El suceso, según informa Efe, se produjo en torno al medio día de ayer en el barrio bilbaíno de Txurdinaga, momento en el que la policía vasca recibió el aviso de que una mujer se encontraba tendida en la calle, muerta, tras precipitarse desde una ventana de su vivienda. Una vez llegó la Ertzaintza, accedió a la vivienda de la mujer, donde se encontraba su pareja, un hombre de 55 años, con un cuchido clavado en el abdomen, que fue traladado al Hospital de Basurto, donde fue intervenido quirújicamente. Su situación médica es grave, pero estable.

Si finalmente se confirma este caso y otro del 13 de enero en Tarragona como violencia de género, el número de víctimas a manos de su parejas o ex parejas se elevaría a ocho, una de las cifras más altas de un mes de enero en la última década, igual que en 2011 y 2012, y sólo superada por las nueve de 2006. Si comparamos las cifras de este primer mes de 2016, que todavía no ha concluido, con las del año precedente, observamos que las muertas por violencia machista casi se han triplicado: tres por ocho.
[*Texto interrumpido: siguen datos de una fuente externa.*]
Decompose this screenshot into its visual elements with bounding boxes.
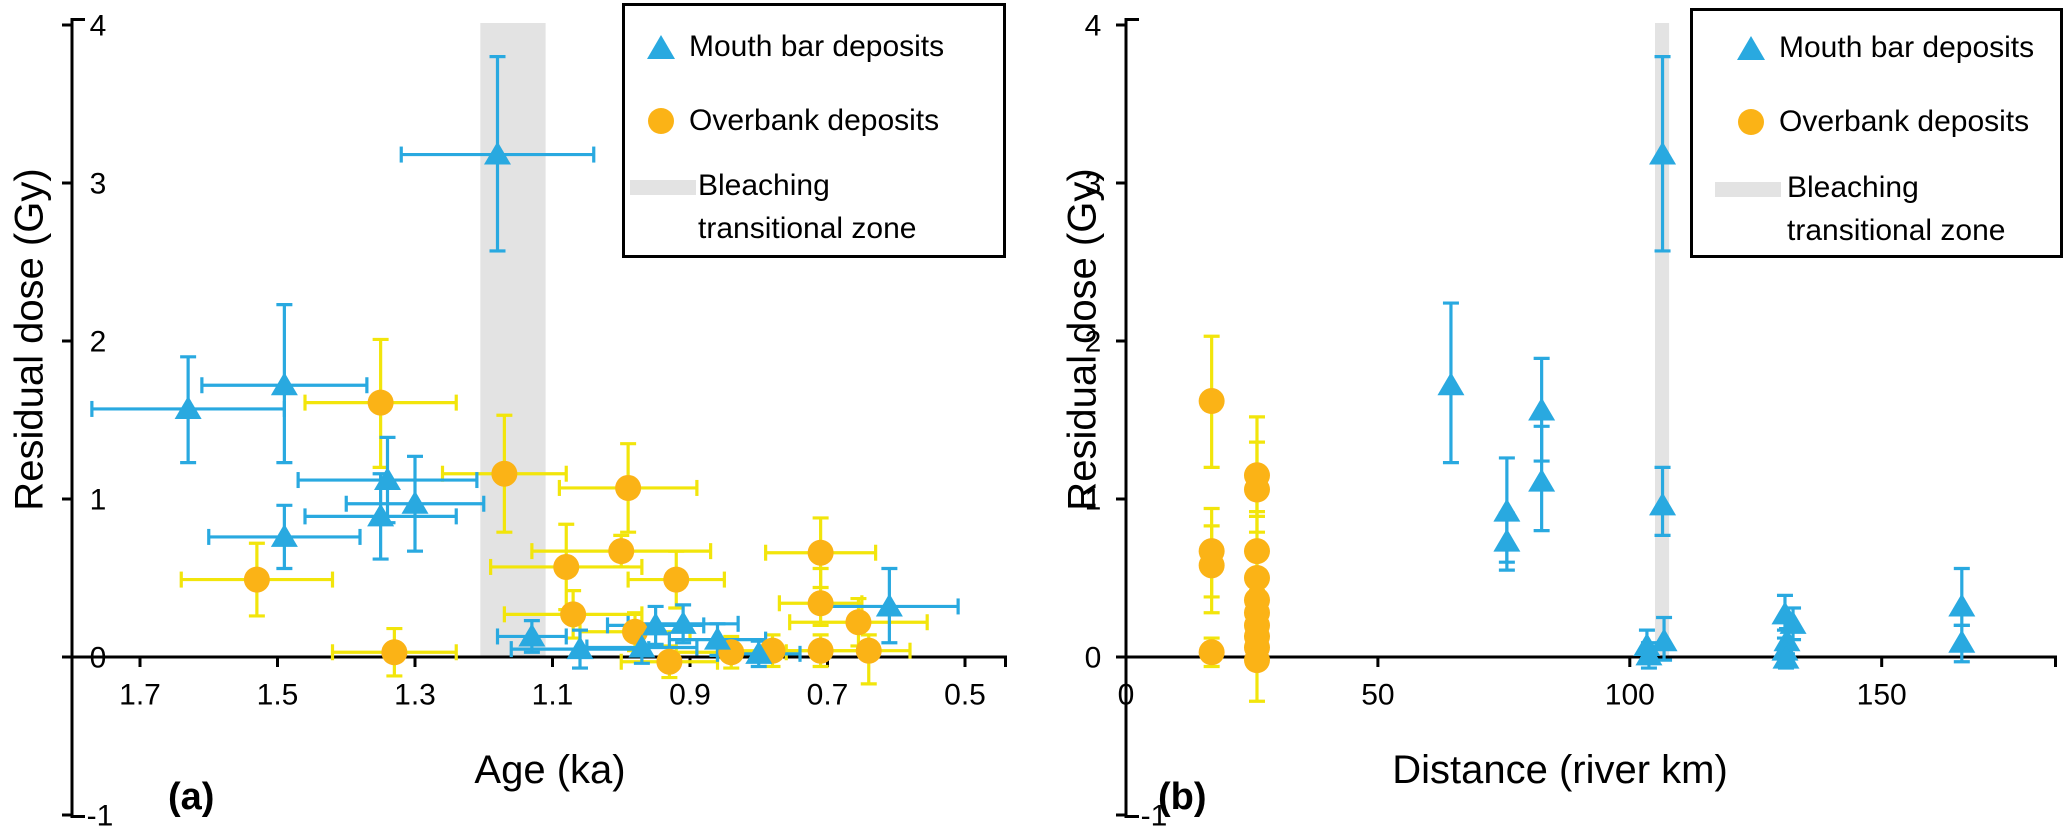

Teniendo en cuenta esta diferencia, en los 24 días que han trancurrido desde que empezó el año ya han muerto casi tantas mujeres como en los tres primeros meses de 2015. Entonces, a 31 de marzo, habían sido asesinadas un total de nueve.

Por otra parte, en las estadísticas del Ministerio de Sanidad, Asuntos Sociales e Igualdad, que se recogen desde 2003, se puede comprobar que los años con meses de enero con mayor número de asesinadas no son luego los más trágicos. De hecho, uno de los años con uno de los meses de enero más negros, 2012, luego resultó ser el año con menor número de fallecidas de la serie histórica.

En todo caso, son muchos los meses que superan estos primeros días de 2016. Así, el mes más trágico desde que se recogen datos fue diciembre de 2008, con 11 víctimas. Le siguen junio de 2007, julio de 2010 y junio de 2012, con diez, y luego seis meses con nueve: noviembre de 2003, enero de 2006, marzo de 2006, agosto de 2006, febrero de 2007 y nayo de 2009.

¿Podríamos estar ante un «efecto imitación»? Una reciente tesis elaborada por Isabel Marzábal ahondaba en la idea: la aparición de informaciones sobre un crimen de violencia machista puede aumentar hasta 24 veces la probabilidad de que se cometa otro. «Es un factor que no da pie al homicidio, pero sí puede reforzar la idea que tenía el agresor», explica Miguel Lorente, ex delegado del Gobierno para la Violencia de Género, que durante su etapa llegó a la conclusión de que se produce una concentración de casos los tres días posteriores a un homicidio. «Estos hombres ya habían decidido matar, pero dudan, dilatan la decisión... Y cuando encuentran elementos a favor, les refuerzan a seguir adelante». ¿Cuáles serían esos elementos? «Hay que ponerse en la mente del criminal. Cuando ven sacar el cuerpo con un sudario rumbo al instituto de medicina legal, se dicen: “Así tengo que ver a mi mujer”». En su opinión, esta concentración de casos «no es explicable por el azar; hay un elemento común: el conocimiento de los casos a través de los medios. En la conducta humana, lo extraño es no dejarase influir por elementos que refuercen esas ideas».

Marisa Soleto, presidenta de la Fundación Mujeres, señala que, independientemente de esta tesis, que no ha podido leer, «no he visto ningún trabajo científico que realmente le dé fundamento al “efecto imitación”. Falta entrar en la motivación del asesino; muchos trabajos se basan en cuestiones probabilísticas». Soleto cree que los delitos de violencia de género «han permanecido ocultos» durante mucho tiempo. «Que se conozcan ahora uno por uno los casos formó parte de la estrategia en la lucha conta la violencia de género. Ya sabemos lo que supone no informar. Sería desandar el camino». De ahí que abogue por diferenciar entre «la cantidad y la calidad de la información». Por ejemplo, alejar estos crímenes del «suceso morboso» y abordar sus «consecuencias globales».